Worse, they demanding that other workers who are outside of
the social circle continue to pick up their slack as well. And when they do
that they insist that their co-workers meet one standard while not insisting
their underperforming friends meet another. This double standard can not only
demoralize a team, but it can also slow down productivity to a crawl if this
friend of a friend is placed in an essential position.
The biggest problem with hiring friends of friends has to do
with supervision. Plain and simple, friends just can’t supervise friends.
Whenever there are workplace issues friends of friends often put halos around
those they are too close to. And because they are emotionally attached to that
person they can’t see their actions from an objective perspective. An employee
can be participating in all sorts of unprofessional behavior and that
supervisor or business owner will just give it a pass.

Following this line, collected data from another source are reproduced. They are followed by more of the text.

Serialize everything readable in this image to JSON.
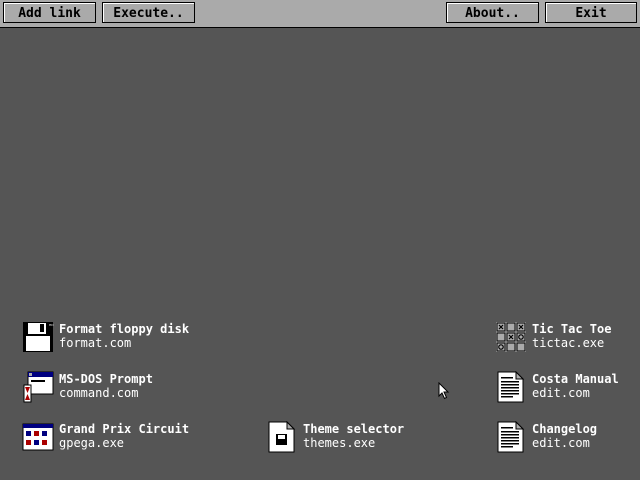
{
  "toolbar": {
    "add_link": "Add link",
    "execute": "Execute..",
    "about": "About..",
    "exit": "Exit"
  },
  "desktop": {
    "items": [
      {
        "title": "Format floppy disk",
        "file": "format.com",
        "icon": "floppy-disk-icon"
      },
      {
        "title": "MS-DOS Prompt",
        "file": "command.com",
        "icon": "dos-prompt-icon"
      },
      {
        "title": "Grand Prix Circuit",
        "file": "gpega.exe",
        "icon": "game-icon"
      },
      {
        "title": "Theme selector",
        "file": "themes.exe",
        "icon": "theme-document-icon"
      },
      {
        "title": "Tic Tac Toe",
        "file": "tictac.exe",
        "icon": "tic-tac-toe-icon"
      },
      {
        "title": "Costa Manual",
        "file": "edit.com",
        "icon": "text-document-icon"
      },
      {
        "title": "Changelog",
        "file": "edit.com",
        "icon": "text-document-icon"
      }
    ]
  },
  "colors": {
    "desktop_bg": "#555555",
    "toolbar_bg": "#aaaaaa",
    "text": "#ffffff"
  }
}
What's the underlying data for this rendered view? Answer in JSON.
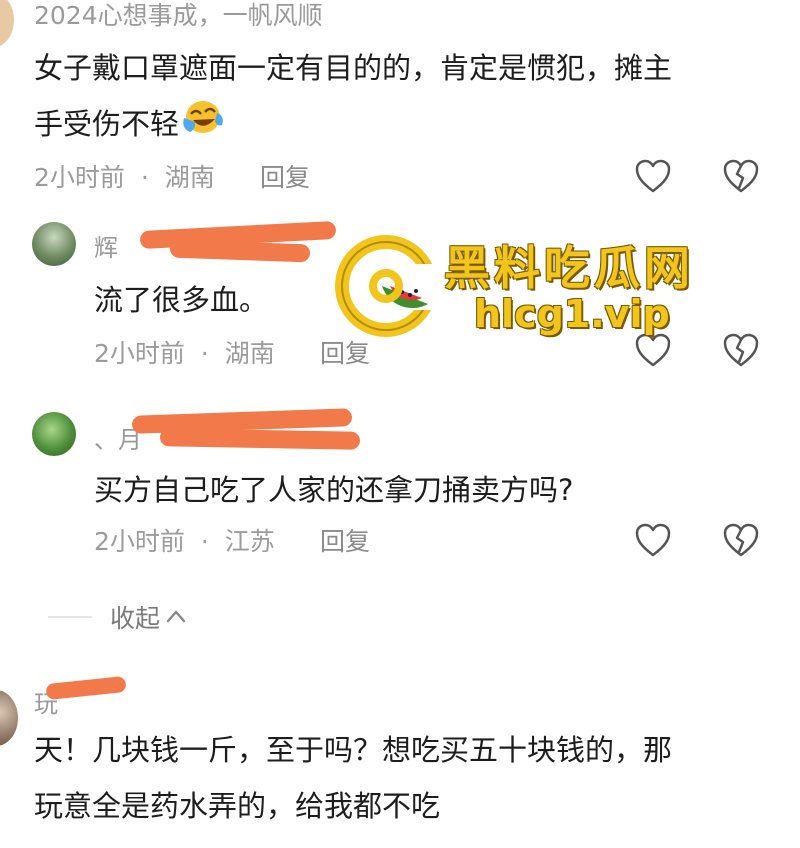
{
  "comments": [
    {
      "username": "2024心想事成，一帆风顺",
      "lines": [
        "女子戴口罩遮面一定有目的的，肯定是惯犯，摊主",
        "手受伤不轻"
      ],
      "emoji": "laughing-crying",
      "time": "2小时前",
      "location": "湖南",
      "reply": "回复"
    },
    {
      "username": "辉",
      "lines": [
        "流了很多血。"
      ],
      "time": "2小时前",
      "location": "湖南",
      "reply": "回复"
    },
    {
      "username": "、月",
      "lines": [
        "买方自己吃了人家的还拿刀捅卖方吗?"
      ],
      "time": "2小时前",
      "location": "江苏",
      "reply": "回复"
    },
    {
      "username": "玩",
      "lines": [
        "天！几块钱一斤，至于吗？想吃买五十块钱的，那",
        "玩意全是药水弄的，给我都不吃"
      ]
    }
  ],
  "meta_separator": "·",
  "collapse": {
    "label": "收起"
  },
  "watermark": {
    "title": "黑料吃瓜网",
    "url": "hlcg1.vip"
  },
  "colors": {
    "redaction": "#f27a4a",
    "watermark": "#f2c51c",
    "meta_text": "#9b9b9b"
  },
  "icons": [
    "like-heart-icon",
    "dislike-broken-heart-icon",
    "chevron-up-icon"
  ]
}
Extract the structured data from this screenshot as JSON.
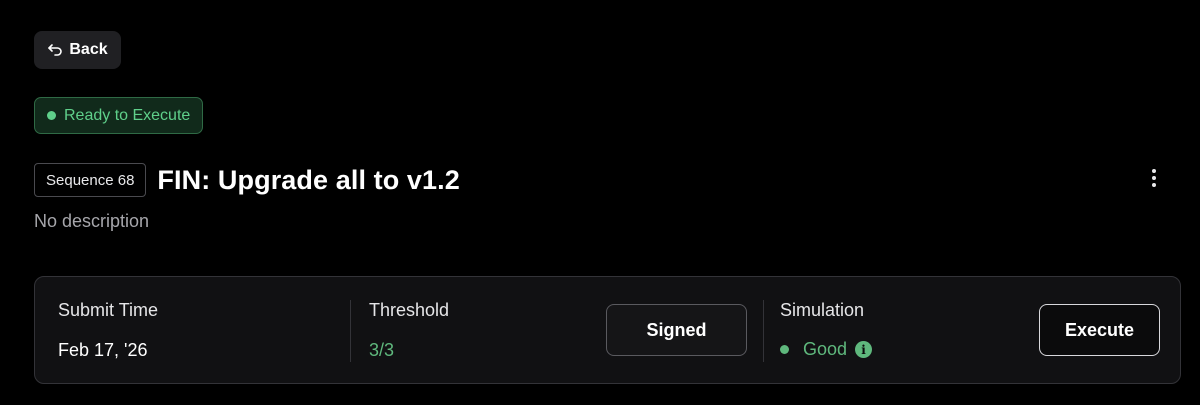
{
  "nav": {
    "back_label": "Back",
    "back_icon": "return-arrow-icon"
  },
  "status": {
    "label": "Ready to Execute",
    "color": "#5fd08a"
  },
  "proposal": {
    "sequence_label": "Sequence 68",
    "title": "FIN: Upgrade all to v1.2",
    "description": "No description",
    "more_icon": "vertical-ellipsis-icon"
  },
  "details": {
    "submit_time_label": "Submit Time",
    "submit_time_value": "Feb 17, '26",
    "threshold_label": "Threshold",
    "threshold_value": "3/3",
    "signed_button_label": "Signed",
    "simulation_label": "Simulation",
    "simulation_value": "Good",
    "simulation_icon": "info-icon",
    "execute_button_label": "Execute",
    "success_color": "#5fb87d"
  }
}
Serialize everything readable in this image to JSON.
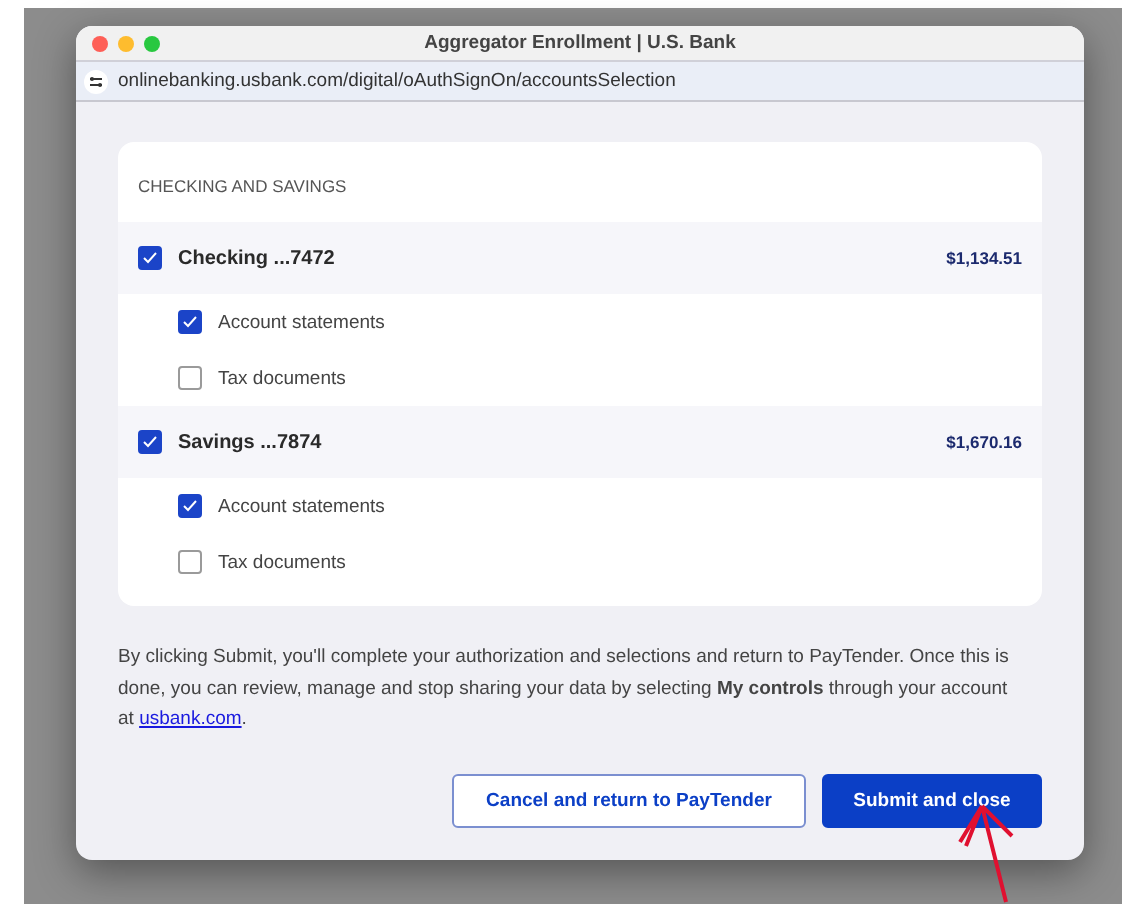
{
  "window": {
    "title": "Aggregator Enrollment | U.S. Bank",
    "url": "onlinebanking.usbank.com/digital/oAuthSignOn/accountsSelection"
  },
  "section": {
    "heading": "CHECKING AND SAVINGS",
    "accounts": [
      {
        "name": "Checking ...7472",
        "balance": "$1,134.51",
        "checked": true,
        "options": [
          {
            "label": "Account statements",
            "checked": true
          },
          {
            "label": "Tax documents",
            "checked": false
          }
        ]
      },
      {
        "name": "Savings ...7874",
        "balance": "$1,670.16",
        "checked": true,
        "options": [
          {
            "label": "Account statements",
            "checked": true
          },
          {
            "label": "Tax documents",
            "checked": false
          }
        ]
      }
    ]
  },
  "notice": {
    "text": "By clicking Submit, you'll complete your authorization and selections and return to PayTender. Once this is done, you can review, manage and stop sharing your data by selecting **My controls** through your account at ",
    "link": "usbank.com",
    "end": "."
  },
  "buttons": [
    {
      "label": "Cancel and return to PayTender",
      "kind": "secondary"
    },
    {
      "label": "Submit and close",
      "kind": "primary"
    }
  ]
}
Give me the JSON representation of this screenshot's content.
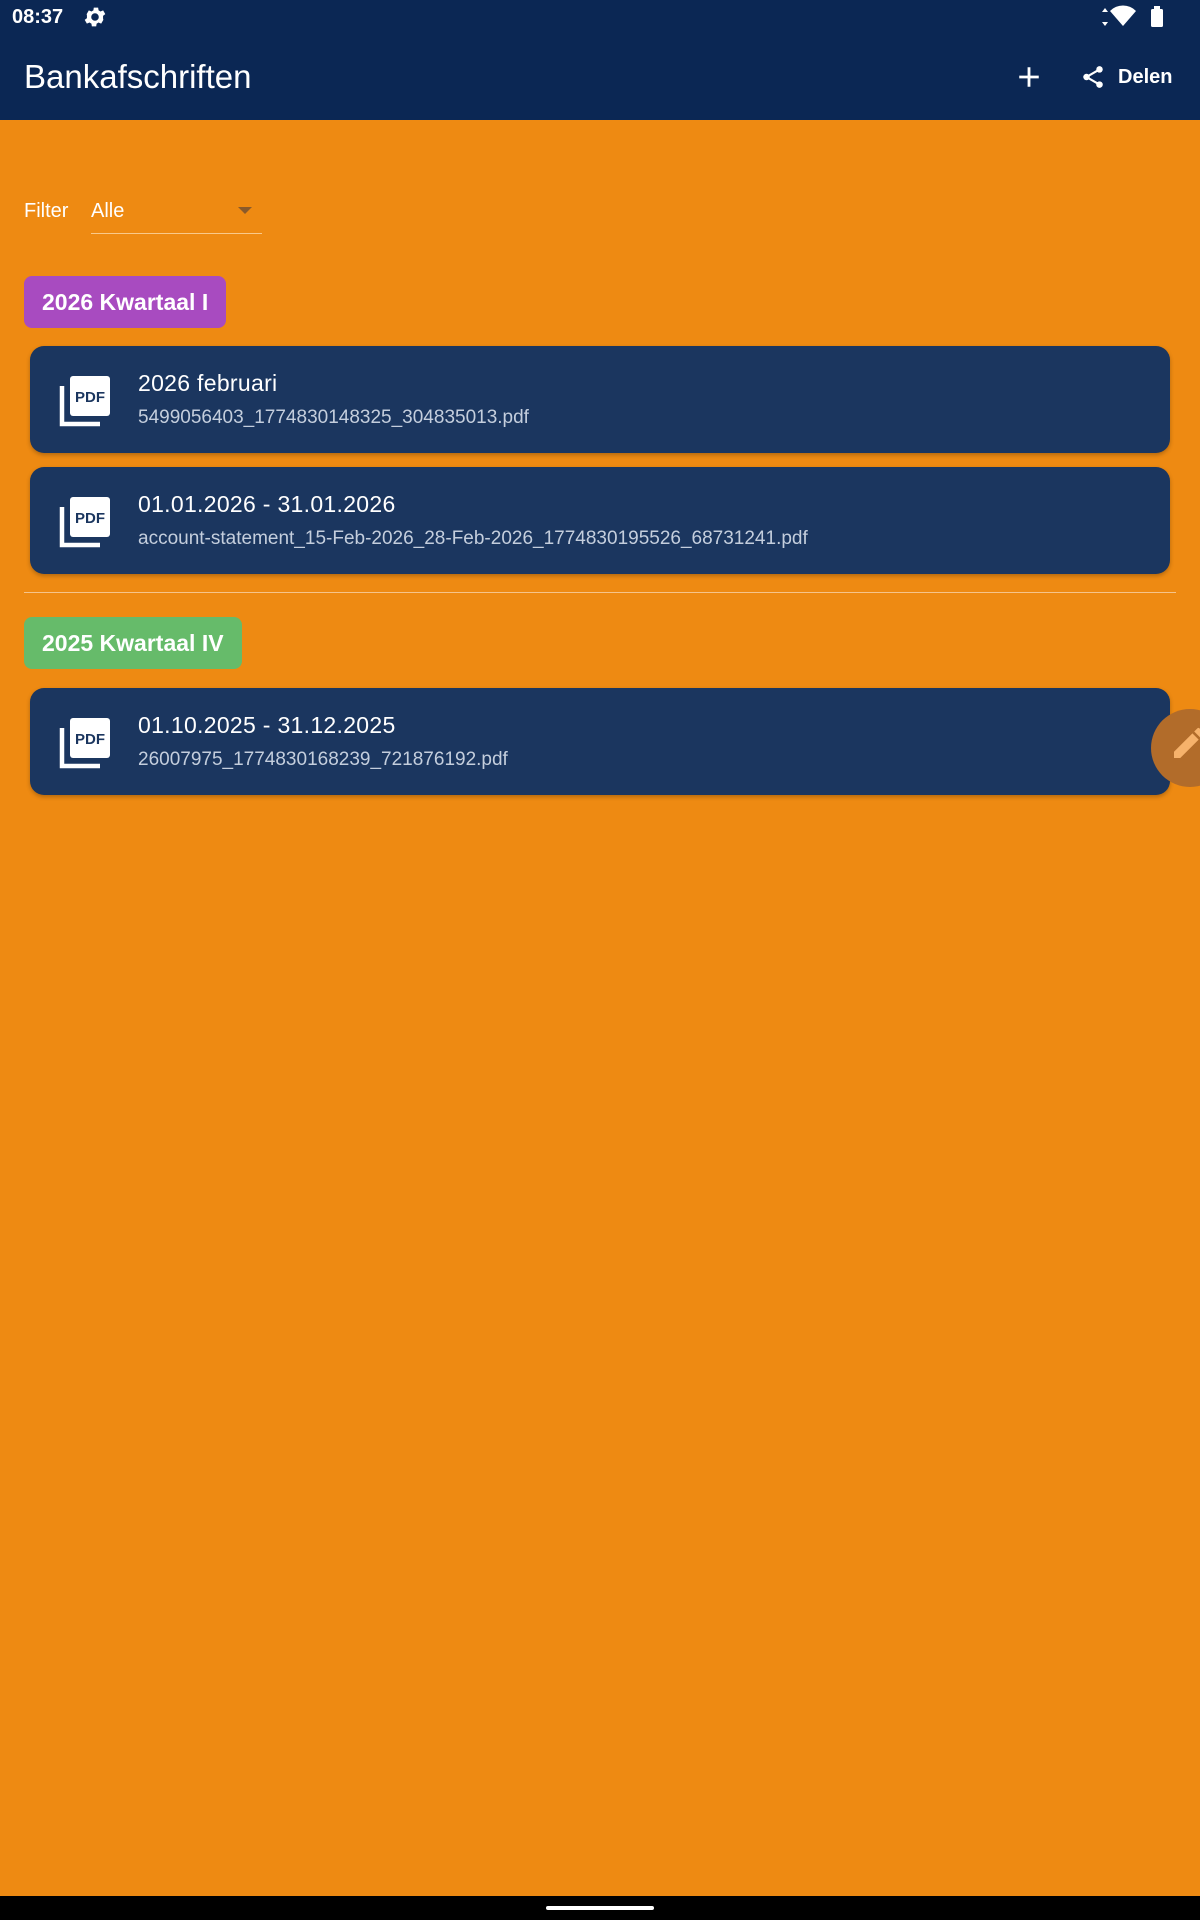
{
  "status_bar": {
    "time": "08:37",
    "icons": [
      "gear-icon",
      "data-arrows-icon",
      "wifi-icon",
      "battery-icon"
    ]
  },
  "app_bar": {
    "title": "Bankafschriften",
    "add_icon": "plus-icon",
    "share_label": "Delen",
    "share_icon": "share-icon"
  },
  "filter": {
    "label": "Filter",
    "selected": "Alle"
  },
  "groups": [
    {
      "title": "2026 Kwartaal I",
      "color": "#a84bc0",
      "items": [
        {
          "title": "2026 februari",
          "file": "5499056403_1774830148325_304835013.pdf",
          "icon": "pdf-icon"
        },
        {
          "title": "01.01.2026 - 31.01.2026",
          "file": "account-statement_15-Feb-2026_28-Feb-2026_1774830195526_68731241.pdf",
          "icon": "pdf-icon"
        }
      ]
    },
    {
      "title": "2025 Kwartaal IV",
      "color": "#66bb6a",
      "items": [
        {
          "title": "01.10.2025 - 31.12.2025",
          "file": "26007975_1774830168239_721876192.pdf",
          "icon": "pdf-icon"
        }
      ]
    }
  ],
  "fab": {
    "icon": "edit-icon"
  },
  "colors": {
    "background": "#ee8a12",
    "app_bar": "#0b2754",
    "card": "#1b365f",
    "card_text": "#ffffff",
    "card_subtext": "#c4cedd"
  }
}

And that employee will feel entitled to that pass. After, all
they are friends outside the office. And the perks should also be inside the
office as well. In a dysfunctional workplace where a boss or business owner
does not set boundaries for professional conduct is often expected to look the
other way at crimes like embezzlement, fraud and even sexual harassment and
sexual assault.
Giving this kind of behavior a pass can put a business at
risk for civil lawsuits and criminal prosecution. It can be a disaster that
puts a business right out of business.
In many cases that manager who hired the friend of a friend
who gets that pass for unprofessional behavior will transfer all the anger the
have at their friend onto employees outside of the social circle. And while
they take the blame for all the dysfunctional friend of a friend’s screw-ups
those workers become frustrated and angry. And when they leave the business
suffers because oftentimes a talented person is gone and the business winds up
losing because the only person remaining in the workplace is the same
unprofessional individual who was making a mess from day one.
On the job a supervisor or a business owner needs to remain
objective. And that’s something they can’t do with friends working in the
workplace. A leader has to establish a professional standard for ALL their
employees.
In a workplace there has to be a consistent standard for
everyone to follow. Every man and woman has to be made to pull their weight.
Every man and woman must be held accountable for their actions.
The same
standard the boss establishes for themselves must be the standard they expect
all the workers to follow. Again, as the leader the owner and the managers set
the tone for the workplace. In order for everyone to be on the same page,
everyone must be made to follow the same set of rules.
In business there are no friends. Yes, people can be cordial.
Yes, they can be kind. Yes they can be connected to each other. But there has
to be a clear line of demarcation between professional and personal behavior in
the workplace. The boss who sets the boundary from day one will have a
workplace that remains productive no matter who sets foot into the workplace.